Vodafone has won the exclusive rights to sell a 3G iPhone next year with an announcement due as early as January. Or so says italian technology site Morse.it, which claims to have spoken to 'reliable sources' at Vodafone.
This latest rumour comes on top of news that Vodafone has been granted an injunction against T-Mobile in Germany over its iPhone contract with Apple. The aim is not to stop T-Mobile from selling the iPhone, but to examine to the terms of the contract to establish whether or not it is anti-competitive.
The Apple-Vodafone deal would give Apple exclusive rights to sell the iPhone 3G in every territory in which it operates. However that appears to fly in the face of the exclusive 'five year' deals done by Apple with T-Mobile in Germany, Orange in France and O2 in the UK. Although Engadget points out that the deals are to sell the 'iPhone' and not necessarily the 'iPhone 3G'. Clever.

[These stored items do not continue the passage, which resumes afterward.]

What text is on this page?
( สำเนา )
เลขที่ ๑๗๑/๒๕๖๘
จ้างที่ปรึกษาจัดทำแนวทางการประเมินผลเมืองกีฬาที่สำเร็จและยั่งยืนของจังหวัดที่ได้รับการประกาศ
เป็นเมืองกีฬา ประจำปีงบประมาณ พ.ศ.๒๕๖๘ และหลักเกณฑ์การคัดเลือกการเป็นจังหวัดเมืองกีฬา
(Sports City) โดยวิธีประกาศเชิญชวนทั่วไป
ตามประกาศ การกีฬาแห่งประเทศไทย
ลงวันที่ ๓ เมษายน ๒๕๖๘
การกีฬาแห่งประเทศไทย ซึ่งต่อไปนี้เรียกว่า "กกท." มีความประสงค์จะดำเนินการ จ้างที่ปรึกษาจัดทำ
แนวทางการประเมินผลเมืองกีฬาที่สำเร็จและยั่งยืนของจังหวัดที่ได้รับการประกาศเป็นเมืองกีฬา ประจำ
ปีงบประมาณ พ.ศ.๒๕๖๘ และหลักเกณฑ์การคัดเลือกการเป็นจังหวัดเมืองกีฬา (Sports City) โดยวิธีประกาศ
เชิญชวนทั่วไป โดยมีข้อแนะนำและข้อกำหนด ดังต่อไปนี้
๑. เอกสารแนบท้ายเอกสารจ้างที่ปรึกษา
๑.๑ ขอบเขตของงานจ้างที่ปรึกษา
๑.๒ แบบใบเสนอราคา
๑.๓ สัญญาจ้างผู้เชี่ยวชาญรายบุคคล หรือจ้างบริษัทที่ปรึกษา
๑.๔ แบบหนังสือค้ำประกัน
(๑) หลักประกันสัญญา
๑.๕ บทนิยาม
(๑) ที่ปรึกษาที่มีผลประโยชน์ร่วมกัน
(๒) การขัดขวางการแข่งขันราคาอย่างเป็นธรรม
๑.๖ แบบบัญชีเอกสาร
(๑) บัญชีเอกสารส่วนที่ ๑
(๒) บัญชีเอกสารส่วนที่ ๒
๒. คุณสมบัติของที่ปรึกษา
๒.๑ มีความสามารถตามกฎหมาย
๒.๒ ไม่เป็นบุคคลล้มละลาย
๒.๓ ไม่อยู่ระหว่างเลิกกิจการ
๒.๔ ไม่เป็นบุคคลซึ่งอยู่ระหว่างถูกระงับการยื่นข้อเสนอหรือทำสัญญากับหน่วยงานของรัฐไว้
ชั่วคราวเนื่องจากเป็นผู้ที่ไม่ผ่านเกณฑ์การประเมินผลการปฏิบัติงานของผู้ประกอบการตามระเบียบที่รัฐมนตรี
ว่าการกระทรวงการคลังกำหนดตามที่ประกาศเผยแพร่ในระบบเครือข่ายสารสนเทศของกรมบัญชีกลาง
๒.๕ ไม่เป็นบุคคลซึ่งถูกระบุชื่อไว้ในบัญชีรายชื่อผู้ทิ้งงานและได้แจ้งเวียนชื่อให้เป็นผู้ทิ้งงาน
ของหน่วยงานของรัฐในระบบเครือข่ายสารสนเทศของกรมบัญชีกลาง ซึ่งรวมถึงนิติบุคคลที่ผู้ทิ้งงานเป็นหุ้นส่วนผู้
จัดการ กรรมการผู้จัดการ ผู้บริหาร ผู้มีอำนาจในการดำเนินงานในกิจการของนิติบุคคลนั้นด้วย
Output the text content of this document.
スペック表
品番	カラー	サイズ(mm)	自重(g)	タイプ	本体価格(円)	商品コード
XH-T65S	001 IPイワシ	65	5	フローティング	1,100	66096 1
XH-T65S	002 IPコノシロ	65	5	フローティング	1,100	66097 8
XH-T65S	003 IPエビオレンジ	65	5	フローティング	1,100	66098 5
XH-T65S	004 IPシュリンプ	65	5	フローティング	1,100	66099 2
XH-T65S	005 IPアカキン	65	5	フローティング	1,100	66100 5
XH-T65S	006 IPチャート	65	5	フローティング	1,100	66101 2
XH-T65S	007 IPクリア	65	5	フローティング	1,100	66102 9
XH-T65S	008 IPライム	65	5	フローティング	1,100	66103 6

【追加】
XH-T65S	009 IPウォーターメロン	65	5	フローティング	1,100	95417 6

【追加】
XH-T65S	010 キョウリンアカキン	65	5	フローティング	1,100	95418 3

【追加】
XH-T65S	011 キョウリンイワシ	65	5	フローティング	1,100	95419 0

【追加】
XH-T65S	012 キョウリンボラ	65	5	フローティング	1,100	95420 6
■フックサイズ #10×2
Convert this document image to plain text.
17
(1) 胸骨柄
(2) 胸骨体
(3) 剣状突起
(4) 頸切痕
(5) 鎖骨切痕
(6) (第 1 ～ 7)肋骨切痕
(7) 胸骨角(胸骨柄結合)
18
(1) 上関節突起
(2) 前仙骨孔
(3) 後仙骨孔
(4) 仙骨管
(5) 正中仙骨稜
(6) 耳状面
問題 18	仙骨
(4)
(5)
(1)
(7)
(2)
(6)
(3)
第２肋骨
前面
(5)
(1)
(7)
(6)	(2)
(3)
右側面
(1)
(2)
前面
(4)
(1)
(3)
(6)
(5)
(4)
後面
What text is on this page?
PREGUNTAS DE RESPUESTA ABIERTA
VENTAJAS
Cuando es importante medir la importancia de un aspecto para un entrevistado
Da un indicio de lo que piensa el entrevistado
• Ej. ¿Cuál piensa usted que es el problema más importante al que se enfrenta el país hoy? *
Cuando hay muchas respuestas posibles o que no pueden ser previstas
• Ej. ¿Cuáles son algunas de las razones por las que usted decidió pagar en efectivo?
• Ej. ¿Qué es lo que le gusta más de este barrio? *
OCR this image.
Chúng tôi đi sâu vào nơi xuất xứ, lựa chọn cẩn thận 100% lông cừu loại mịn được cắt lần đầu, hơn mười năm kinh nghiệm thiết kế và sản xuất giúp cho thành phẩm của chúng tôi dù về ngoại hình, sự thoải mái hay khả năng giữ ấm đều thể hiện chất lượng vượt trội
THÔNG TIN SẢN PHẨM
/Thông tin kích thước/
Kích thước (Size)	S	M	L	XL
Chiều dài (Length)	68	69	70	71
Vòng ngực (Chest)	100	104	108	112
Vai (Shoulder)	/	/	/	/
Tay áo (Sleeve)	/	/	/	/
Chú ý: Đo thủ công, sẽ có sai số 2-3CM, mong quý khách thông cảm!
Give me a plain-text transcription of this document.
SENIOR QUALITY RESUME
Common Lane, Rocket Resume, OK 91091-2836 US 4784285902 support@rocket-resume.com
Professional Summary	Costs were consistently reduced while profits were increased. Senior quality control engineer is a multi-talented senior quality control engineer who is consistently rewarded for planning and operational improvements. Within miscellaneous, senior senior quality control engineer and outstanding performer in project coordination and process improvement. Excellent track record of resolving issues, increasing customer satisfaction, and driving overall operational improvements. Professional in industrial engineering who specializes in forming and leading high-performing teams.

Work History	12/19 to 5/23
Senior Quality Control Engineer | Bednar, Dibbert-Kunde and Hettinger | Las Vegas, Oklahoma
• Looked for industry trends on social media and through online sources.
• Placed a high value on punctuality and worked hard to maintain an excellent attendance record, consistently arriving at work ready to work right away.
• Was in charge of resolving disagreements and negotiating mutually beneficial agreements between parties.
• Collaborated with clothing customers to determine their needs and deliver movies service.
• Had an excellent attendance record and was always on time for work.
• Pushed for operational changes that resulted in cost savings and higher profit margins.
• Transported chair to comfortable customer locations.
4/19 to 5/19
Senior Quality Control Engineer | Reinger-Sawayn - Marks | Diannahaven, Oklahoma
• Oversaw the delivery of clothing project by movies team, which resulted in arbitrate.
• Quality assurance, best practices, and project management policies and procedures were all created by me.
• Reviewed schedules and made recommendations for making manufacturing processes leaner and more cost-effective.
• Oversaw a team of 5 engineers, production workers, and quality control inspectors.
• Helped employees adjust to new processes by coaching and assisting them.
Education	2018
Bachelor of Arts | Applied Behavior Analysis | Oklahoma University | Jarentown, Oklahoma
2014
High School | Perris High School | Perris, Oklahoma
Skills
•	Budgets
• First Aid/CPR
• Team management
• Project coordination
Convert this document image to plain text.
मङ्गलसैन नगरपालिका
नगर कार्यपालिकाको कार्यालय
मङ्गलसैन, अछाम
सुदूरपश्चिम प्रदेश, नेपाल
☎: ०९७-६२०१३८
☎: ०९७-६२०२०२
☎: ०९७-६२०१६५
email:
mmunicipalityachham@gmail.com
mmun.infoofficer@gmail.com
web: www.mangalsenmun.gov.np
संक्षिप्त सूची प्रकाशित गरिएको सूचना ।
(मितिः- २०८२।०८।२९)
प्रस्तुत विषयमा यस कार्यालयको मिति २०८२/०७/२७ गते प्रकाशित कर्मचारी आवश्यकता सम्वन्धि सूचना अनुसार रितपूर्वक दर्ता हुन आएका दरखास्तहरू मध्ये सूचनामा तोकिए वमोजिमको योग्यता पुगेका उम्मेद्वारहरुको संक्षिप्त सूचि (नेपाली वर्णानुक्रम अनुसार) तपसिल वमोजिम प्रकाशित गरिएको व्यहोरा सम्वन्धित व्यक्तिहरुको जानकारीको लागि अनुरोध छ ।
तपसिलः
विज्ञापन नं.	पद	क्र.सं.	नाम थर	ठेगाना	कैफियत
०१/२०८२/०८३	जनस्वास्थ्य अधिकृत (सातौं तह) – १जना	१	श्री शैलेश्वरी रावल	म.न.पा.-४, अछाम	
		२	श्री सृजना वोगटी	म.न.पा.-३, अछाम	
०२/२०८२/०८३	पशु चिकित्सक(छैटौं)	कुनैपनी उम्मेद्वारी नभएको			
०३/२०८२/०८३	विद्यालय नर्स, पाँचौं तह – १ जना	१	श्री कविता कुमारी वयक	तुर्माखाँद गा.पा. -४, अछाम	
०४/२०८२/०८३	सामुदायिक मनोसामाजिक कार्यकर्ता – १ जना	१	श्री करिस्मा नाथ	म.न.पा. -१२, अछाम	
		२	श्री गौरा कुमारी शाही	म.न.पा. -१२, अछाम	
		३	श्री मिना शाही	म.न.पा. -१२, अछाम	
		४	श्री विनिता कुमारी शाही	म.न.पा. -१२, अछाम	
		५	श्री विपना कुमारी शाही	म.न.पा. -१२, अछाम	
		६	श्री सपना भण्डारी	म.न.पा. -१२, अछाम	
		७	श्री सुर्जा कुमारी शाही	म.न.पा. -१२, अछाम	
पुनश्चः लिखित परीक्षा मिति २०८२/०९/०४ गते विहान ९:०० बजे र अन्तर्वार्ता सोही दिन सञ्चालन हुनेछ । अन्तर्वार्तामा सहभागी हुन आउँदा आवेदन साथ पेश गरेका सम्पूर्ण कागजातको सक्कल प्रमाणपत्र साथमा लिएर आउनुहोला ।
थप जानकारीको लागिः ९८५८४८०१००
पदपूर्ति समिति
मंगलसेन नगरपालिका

May deadline for 3G iPhone
The Vodafone 3G rumour has been given some ammunition by news from a Spanish tech company blog that a 3G iPhone could debut as early as May. This makes some sense: by then the Apple iPhone will have been on sale in the US for nearly a year, and it will also enable Apple to counter accusations that the lack of 3G is the biggest bar to iPhone adoption in Europe.
Apple says it shied away from 3G in the first iPhone because a) 3G networks aren't very widespread in the US where EDGE is more common; and b) because heavy power consumption by 3G chips would severely limit battery life in the slim device.
Since then though Broadcom has announced a ' 3G on a chip' mobile phone CPU that promises both high performance and low power consumption. Could this be what Apple - and iPhone fans - have been waiting for?
We have asked Apple and Vodafone to comment on the substance of this story.